DSC was involved in recruiting Techfit, a Colombian company that searched the U.S. before choosing Daytona Beach and becoming part of the research park at Embry-Riddle Aeronautical University. “We talked to them, gave them a tour. We have machining and brand new 3D printers, and that really impressed them. We had a positive impact on their decision-making. They are going to connect with our program.”
The college boasts several other unique programs and facilities: database technology for billing and coding and the Southeast Museum of Photography, which attracts students from across the country.
“And we would put our culinary arts program up against anyone in the country. We are the only one in the region with a micro-brewing lab,” LoBasso says. Add to that the News-Journal Center, a performing arts complex on the Halifax River, “and a music production technology program with state of the art studios that mirror what you would find in Nashville,” says LoBasso. Want to learn how to make eyeglasses? Okay, there’s that, too. Or, how about an AS degree in TV production? Students get hands-on experience at WDSC-TV, an independent broadcasting station, located on campus. “Their resumes are off the chart when they graduate,” LoBasso says.
The University of Central Florida also has a presence on the Daytona Beach campus, where students can participate in the “Direct Connect” program. Study for two years at DSC, with joint advisers from UCF, and enter UCF with full junior status.
Bethune-Cookman University and Other Important Players
Since 1943, Bethune-Cookman University, a historically black private university, has graduated more than 13,200 students. Traditionally, the university has maintained intercollegiate athletic programs and instrumental and choral groups that have achieved national recognition.
National Statuary Hall in Washington, D.C. will soon include a statue of the university’s founder, civil rights leader and educator Mary McLeod Bethune. The university’s board of trustees has launched a nationwide campaign to raise funds for the statue. It will be one of only two statue positions granted to Florida.

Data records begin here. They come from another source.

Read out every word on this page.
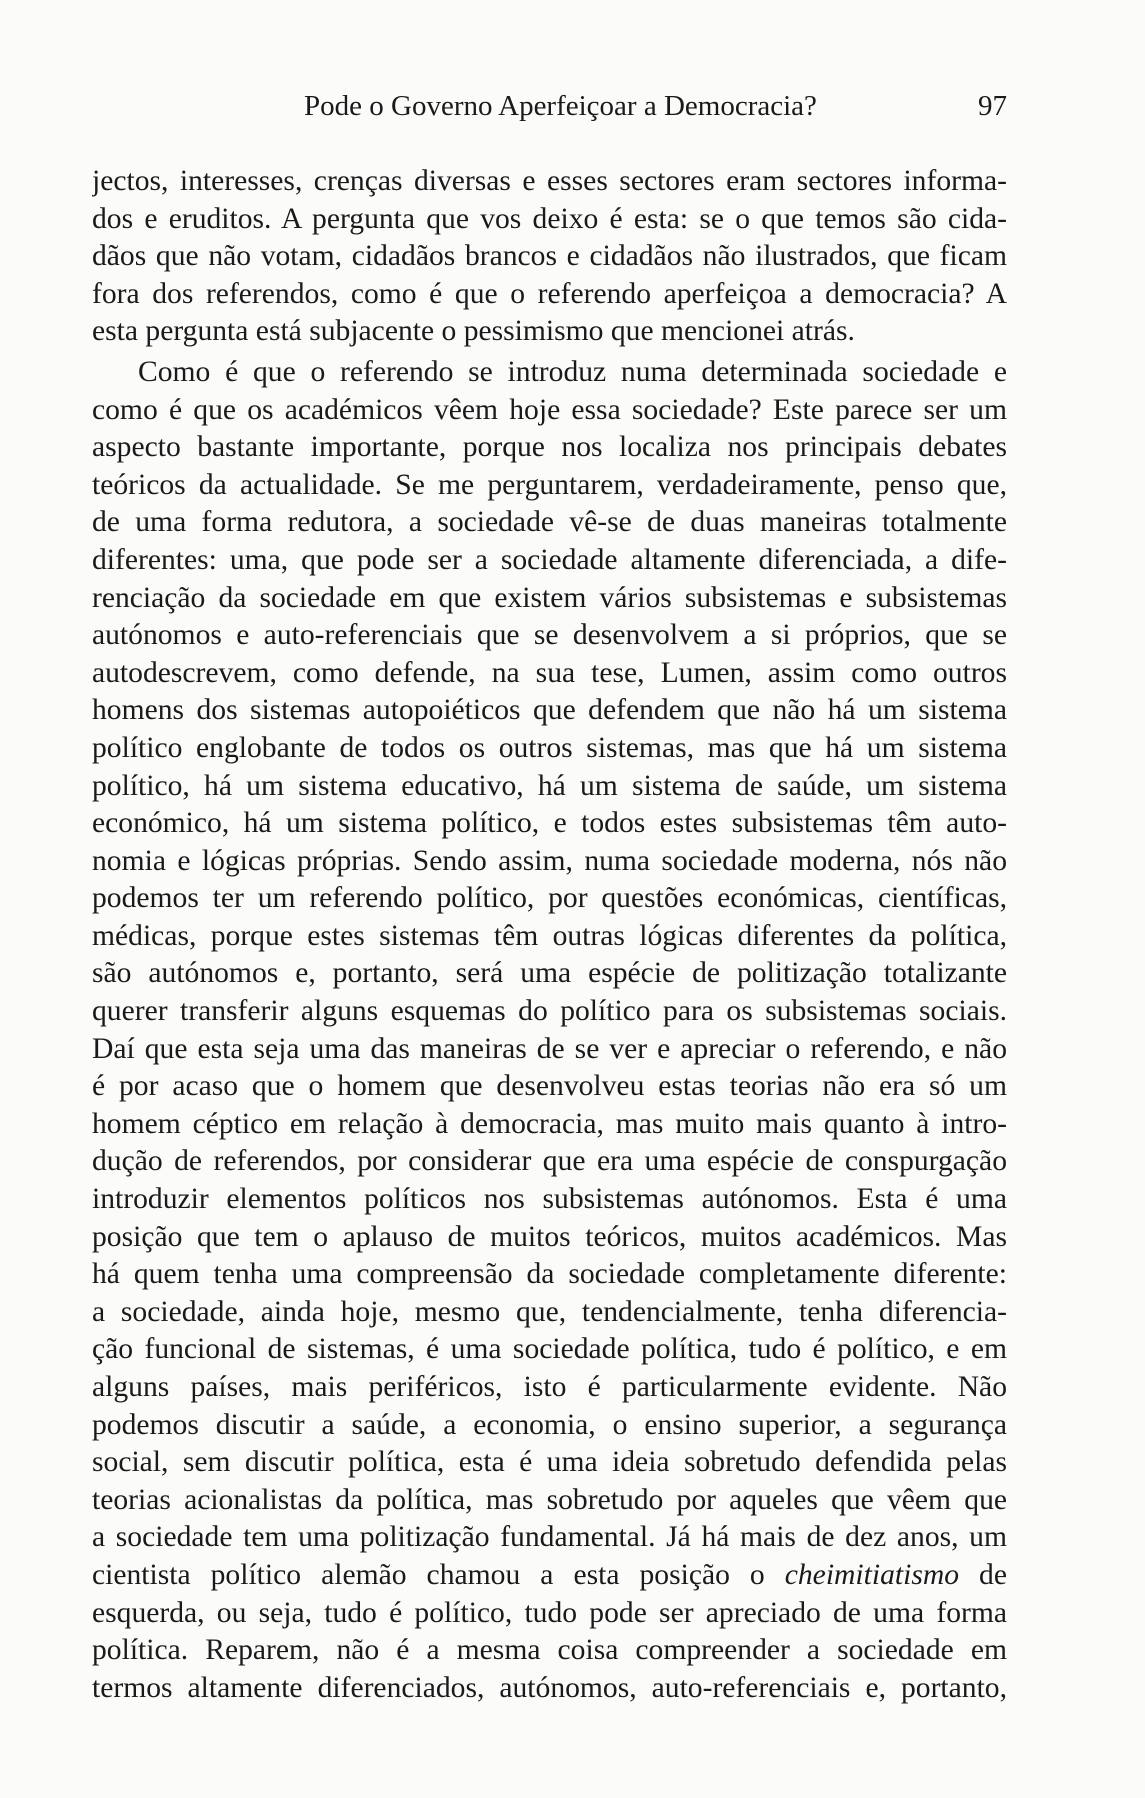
Pode o Governo Aperfeiçoar a Democracia?	97
jectos, interesses, crenças diversas e esses sectores eram sectores informa-
dos e eruditos. A pergunta que vos deixo é esta: se o que temos são cida-
dãos que não votam, cidadãos brancos e cidadãos não ilustrados, que ficam
fora dos referendos, como é que o referendo aperfeiçoa a democracia? A
esta pergunta está subjacente o pessimismo que mencionei atrás.
Como é que o referendo se introduz numa determinada sociedade e
como é que os académicos vêem hoje essa sociedade? Este parece ser um
aspecto bastante importante, porque nos localiza nos principais debates
teóricos da actualidade. Se me perguntarem, verdadeiramente, penso que,
de uma forma redutora, a sociedade vê-se de duas maneiras totalmente
diferentes: uma, que pode ser a sociedade altamente diferenciada, a dife-
renciação da sociedade em que existem vários subsistemas e subsistemas
autónomos e auto-referenciais que se desenvolvem a si próprios, que se
autodescrevem, como defende, na sua tese, Lumen, assim como outros
homens dos sistemas autopoiéticos que defendem que não há um sistema
político englobante de todos os outros sistemas, mas que há um sistema
político, há um sistema educativo, há um sistema de saúde, um sistema
económico, há um sistema político, e todos estes subsistemas têm auto-
nomia e lógicas próprias. Sendo assim, numa sociedade moderna, nós não
podemos ter um referendo político, por questões económicas, científicas,
médicas, porque estes sistemas têm outras lógicas diferentes da política,
são autónomos e, portanto, será uma espécie de politização totalizante
querer transferir alguns esquemas do político para os subsistemas sociais.
Daí que esta seja uma das maneiras de se ver e apreciar o referendo, e não
é por acaso que o homem que desenvolveu estas teorias não era só um
homem céptico em relação à democracia, mas muito mais quanto à intro-
dução de referendos, por considerar que era uma espécie de conspurgação
introduzir elementos políticos nos subsistemas autónomos. Esta é uma
posição que tem o aplauso de muitos teóricos, muitos académicos. Mas
há quem tenha uma compreensão da sociedade completamente diferente:
a sociedade, ainda hoje, mesmo que, tendencialmente, tenha diferencia-
ção funcional de sistemas, é uma sociedade política, tudo é político, e em
alguns países, mais periféricos, isto é particularmente evidente. Não
podemos discutir a saúde, a economia, o ensino superior, a segurança
social, sem discutir política, esta é uma ideia sobretudo defendida pelas
teorias acionalistas da política, mas sobretudo por aqueles que vêem que
a sociedade tem uma politização fundamental. Já há mais de dez anos, um
cientista político alemão chamou a esta posição o cheimitiatismo de
esquerda, ou seja, tudo é político, tudo pode ser apreciado de uma forma
política. Reparem, não é a mesma coisa compreender a sociedade em
termos altamente diferenciados, autónomos, auto-referenciais e, portanto,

Keiser University and Palmer College of Chiropractic give area students still more choices in the higher education options available locally.
K-12 Makes the Grade
Volusia County’s public school system is the state’s 13th largest school district (63,000-plus students) and one of the largest employers in the county with approximately 7,300 employees. More than half of the district’s employees are skilled teachers, all of whom are state-certified. Approximately 42% of instructional staff hold master’s, educational specialist or doctoral degrees.